Cuban actor Luis Silva wrote on Instagram: “Strong tornado in Havana… I had to avoid falling tiles, floods, strong winds…
“…We had a big scare. I am very sorry for the number of people affected right now.”
Residents described the tornado as sounding “like a jet engine” as it made landfall after forming in the Gulf of Mexico.
Estamos recorriendo lugares afectados por fenómeno atmosférico de gran intensidad en Regla. Los daños son severos, hasta el momento lamentamos la pérdida de 3 vidas humanas y se atienden 172 heridos. Varias brigadas trabajando ya en el restablecimiento #SomosCuba pic.twitter.com/mPo9yAnaZy
— Miguel Díaz-Canel Bermúdez (@DiazCanelB) January 28, 2019
Julio Menendez, a 33-year-old restaurant worker, told the Associated Press that Havana’s 10th of October borough “looks like a horror movie” after the tornado swept through.
Mr Menendez, who was home Sunday night when the tornado hit, says “from one moment to the next, we heard a noise like an airplane falling out of the sky. The first thing I did was go hug my daughters” — who are nine and 12.
Armando Caymares, from the Cuban meteorological institute Insmet, told Cubadebate that forecasters had observed the tornado forming out to sea.
Cuba is no stranger to natural disasters, but tornadoes are more of a rare occurrence, and the hurricane season usually runs between June to November.
The Foreign Office in the UK advises the British public to monitor the progress of storms on the National Hurricane Centre website, to follow local weather advisories and contact your travel company, cruise operator, or local tour representative to check for any changes to travel arrangements.
The department hasn’t yet updated its information on Cuba, but its Tropical Cyclones page has details on what to do if caught up in a tropical storm.
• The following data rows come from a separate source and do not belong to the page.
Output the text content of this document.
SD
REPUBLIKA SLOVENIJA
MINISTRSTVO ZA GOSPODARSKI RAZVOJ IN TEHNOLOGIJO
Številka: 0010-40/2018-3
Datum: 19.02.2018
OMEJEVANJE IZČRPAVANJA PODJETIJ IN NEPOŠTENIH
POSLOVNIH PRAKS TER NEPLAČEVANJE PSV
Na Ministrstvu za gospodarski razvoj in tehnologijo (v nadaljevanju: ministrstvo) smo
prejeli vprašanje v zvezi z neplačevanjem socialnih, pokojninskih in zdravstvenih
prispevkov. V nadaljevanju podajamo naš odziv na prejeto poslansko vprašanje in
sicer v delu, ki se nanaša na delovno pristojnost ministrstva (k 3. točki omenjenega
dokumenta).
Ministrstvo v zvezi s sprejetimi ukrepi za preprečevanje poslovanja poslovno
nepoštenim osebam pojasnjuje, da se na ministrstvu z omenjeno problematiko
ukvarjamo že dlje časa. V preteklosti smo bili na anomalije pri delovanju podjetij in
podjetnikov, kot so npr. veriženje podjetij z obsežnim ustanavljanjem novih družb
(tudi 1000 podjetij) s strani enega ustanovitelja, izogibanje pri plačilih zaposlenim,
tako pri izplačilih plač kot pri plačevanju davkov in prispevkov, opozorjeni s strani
It is likely flights will be cancelled as authorities in Havana deal with the aftermath.
The Foreign Office’s latest update on Cuba, posted on 15 January, said: “The hurricane season in the Caribbean frequently coincides with heavy rains, which may cause flash floods and landslides.
“In the aftermath of a hurricane in Cuba, power, communications and water supplies can be disrupted. Even in holiday resorts, utility services can’t be guaranteed. In the event of extreme weather conditions flights to and from Cuba may be delayed or cancelled.”